In more than 14 years of roaming Mars, NASA’s Opportunity rover took more than 210,000 pictures. (Its twin, Spirit, snapped an additional 125,000 on the other side of the planet.) Some were sweeping 360-degree panoramas of the reddish landscape. Others were microscopic close-ups of rocks. Through the images, mission scientists were able to decipher some of the geological history of Mars.
“Spirit and Opportunity were robotic field geologists,” said Steven W. Squyres, principal investigator for the mission, during a NASA news conference Wednesday. “A geologist is like a detective at the scene of a crime. Something happened at this place on Mars billions of years ago. What was it? What was it like there back then? And you’re looking for clues, and the clues are in the rocks.”
Sticking the Landing
Opportunity was sent to Meridiani Planum, a plain just south of the Martian equator.
When the first images popped up on the monitors, the scientists were flabbergasted. Opportunity, cocooned in a sphere of protective air bags, had by pure chance, rolled into one of the few craters in Meridiani Planum — an interplanetary hole-in-one.
Along the sides of the crater were exposed bedrock, all ready for the scientists to examine as they worked to produce a natural history of how this corner of Mars had formed. At first, the rocks were nicknamed the “Great Wall,” but that turned out to be a trick of perspective. The crater was tiny — only about 70 feet wide — and the exposed bedrock was about the height of a sidewalk curb. People quickly stopped calling it the Great Wall.
Blueberries Everywhere
Meridiani Planum was selected for two primary reasons. For engineers, a flat place is a safer, easier place to land. For the scientists, the Mars Odyssey orbiter had detected an intriguing signature of an iron oxide mineral known as gray hematite, spread out over a region the size of Oklahoma. On Earth, hematite typically forms in the presence of liquid water. (It is also possible for hematite to come out of lava without water.)
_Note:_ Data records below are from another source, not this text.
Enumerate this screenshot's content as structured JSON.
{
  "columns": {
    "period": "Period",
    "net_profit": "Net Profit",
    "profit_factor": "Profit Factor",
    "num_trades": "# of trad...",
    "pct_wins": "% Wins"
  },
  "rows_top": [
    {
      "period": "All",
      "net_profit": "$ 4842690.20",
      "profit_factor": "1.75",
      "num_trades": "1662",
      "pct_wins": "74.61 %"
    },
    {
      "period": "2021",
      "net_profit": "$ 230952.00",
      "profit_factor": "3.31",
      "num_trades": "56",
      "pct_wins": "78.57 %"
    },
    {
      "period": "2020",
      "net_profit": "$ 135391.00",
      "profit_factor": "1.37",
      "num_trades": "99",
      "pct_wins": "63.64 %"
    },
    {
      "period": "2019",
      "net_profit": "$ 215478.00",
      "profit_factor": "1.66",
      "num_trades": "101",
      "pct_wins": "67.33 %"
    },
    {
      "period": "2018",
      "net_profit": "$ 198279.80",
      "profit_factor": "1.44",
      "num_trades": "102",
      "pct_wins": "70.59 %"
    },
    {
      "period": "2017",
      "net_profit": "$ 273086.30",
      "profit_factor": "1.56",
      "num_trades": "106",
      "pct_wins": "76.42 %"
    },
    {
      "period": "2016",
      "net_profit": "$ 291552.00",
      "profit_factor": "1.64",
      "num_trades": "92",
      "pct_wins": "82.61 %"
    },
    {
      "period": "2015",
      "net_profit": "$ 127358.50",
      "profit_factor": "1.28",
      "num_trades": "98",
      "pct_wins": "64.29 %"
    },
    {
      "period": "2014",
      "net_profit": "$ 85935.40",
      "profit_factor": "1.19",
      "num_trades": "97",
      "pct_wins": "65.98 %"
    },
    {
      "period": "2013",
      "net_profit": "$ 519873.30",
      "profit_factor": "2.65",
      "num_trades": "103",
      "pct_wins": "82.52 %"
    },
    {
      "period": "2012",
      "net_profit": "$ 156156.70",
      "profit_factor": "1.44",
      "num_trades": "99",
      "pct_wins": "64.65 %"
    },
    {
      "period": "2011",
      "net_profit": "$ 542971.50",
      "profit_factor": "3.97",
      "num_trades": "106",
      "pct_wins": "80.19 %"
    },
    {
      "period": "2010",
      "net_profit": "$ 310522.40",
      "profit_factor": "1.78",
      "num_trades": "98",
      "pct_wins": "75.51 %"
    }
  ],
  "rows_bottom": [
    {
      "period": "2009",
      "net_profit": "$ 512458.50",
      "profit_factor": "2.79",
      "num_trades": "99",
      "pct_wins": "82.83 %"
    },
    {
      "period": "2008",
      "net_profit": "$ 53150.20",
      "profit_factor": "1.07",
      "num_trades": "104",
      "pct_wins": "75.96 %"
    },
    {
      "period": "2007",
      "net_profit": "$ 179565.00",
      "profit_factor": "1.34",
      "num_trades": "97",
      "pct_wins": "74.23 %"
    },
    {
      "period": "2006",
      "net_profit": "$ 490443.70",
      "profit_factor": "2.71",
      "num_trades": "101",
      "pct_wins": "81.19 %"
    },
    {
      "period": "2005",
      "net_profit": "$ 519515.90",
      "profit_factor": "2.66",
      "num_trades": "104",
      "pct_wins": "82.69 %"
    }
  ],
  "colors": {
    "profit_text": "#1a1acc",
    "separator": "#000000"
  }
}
“The orbital data told us it was going to be there,” said Raymond E. Arvidson, deputy principal investigator. “It didn’t tell us where.”
On the surface, Opportunity found a multitude of BB-size spheres, which the scientists called blueberries, and the blueberries were made of hematite, which formed as acidic water flowed through the sediments.
“Sort of the way an oyster forms a pearl,” Squyres said.
As the surrounding rock weathered, the blueberries, which were harder, rolled onto the surface.
Greater Craters
As it became apparent that Opportunity would last much longer than the 90 days they had originally expected, scientists moved onto bigger craters with larger swaths of exposed bedrock.
While the years of exploration added detail to the story of how Meridiani Planum formed, “we got most of the story in the first six weeks,” Squyres said. After they finished up at Victoria Crater, a half-mile-wide feature, they wondered what to do next.